In Roberts v. Morana (1998), 1997 CanLII 16227 (ON CTGD), 37 O.R. (3d) 333, an issue in question was what was "the date of the order" pursuant to which post-judgment interest would be calculated under subsection 129(1) of the Courts of Justice Act. Following Erco Industries Ltd. v. Allendale Mutual Insurance Co. (No. 2) (1984), 48 O.R. (2d) and Placentite v. Fabris (1993), 14 C.P.C. (3d) 210 (Ont. Gen. Div.), Roberts held that the applicable test was when could the liable party determine the amount of money that was properly payable. In this case, the Respondent could determine the amount of money that was properly payable as of the date of this decision.

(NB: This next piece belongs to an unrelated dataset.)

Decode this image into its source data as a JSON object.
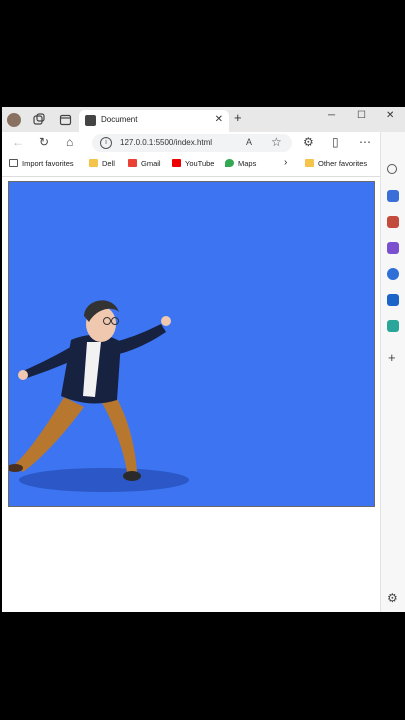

Applying this test within the context of what order is advisable set out in subsection 284(3) of the Act, I am persuaded that it is advisable that pursuant to subsection 284(4) of the Act the repayment order be prospective from the date of this Order.
During arbitration, the Respondent's name was made anonymous in decisions that were posted on the Commission website. Her name remains anonymous in posted variation decisions. However, my May 20, 2011 letter, following the preliminary conference, confirmed the Appellant's request for an order with the Respondent's name in full. Accordingly, a separate order identifying the full name of the Respondent is being forwarded with this decision to the parties and their respective counsel.
III. EXPENSES
If the parties are unable to agree on the legal expenses of this variation application, as requested by counsel, Rule 79.2 of the Dispute Resolution Practice Code (Fourth Edition, Updated – September 2010) is varied, and a legal expense hearing shall be requested within sixty days of the date of this decision. The request shall be accompanied by a Bill of Costs describing the expenses claimed, the services received and the costs, as well as submissions regarding entitlement to and/or the quantum of such expenses.
July 12, 2011
Lawrence Blackman Director's Delegate
Footnotes
- The Statutory Accident Benefits Schedule — Accidents on or after November 1, 1996, Ontario Regulation 403/96, as amended.
- See, for example, Dhaliwal and Gore Mutual Insurance Company, (OIC A-011188, June 22, 1995) and Bertsouklis and Liberty Mutual Fire Insurance Company, (OIC P-006499, May 28, 1996), confirming (OIC A-006499, June 28, 1995) [footnote in the original].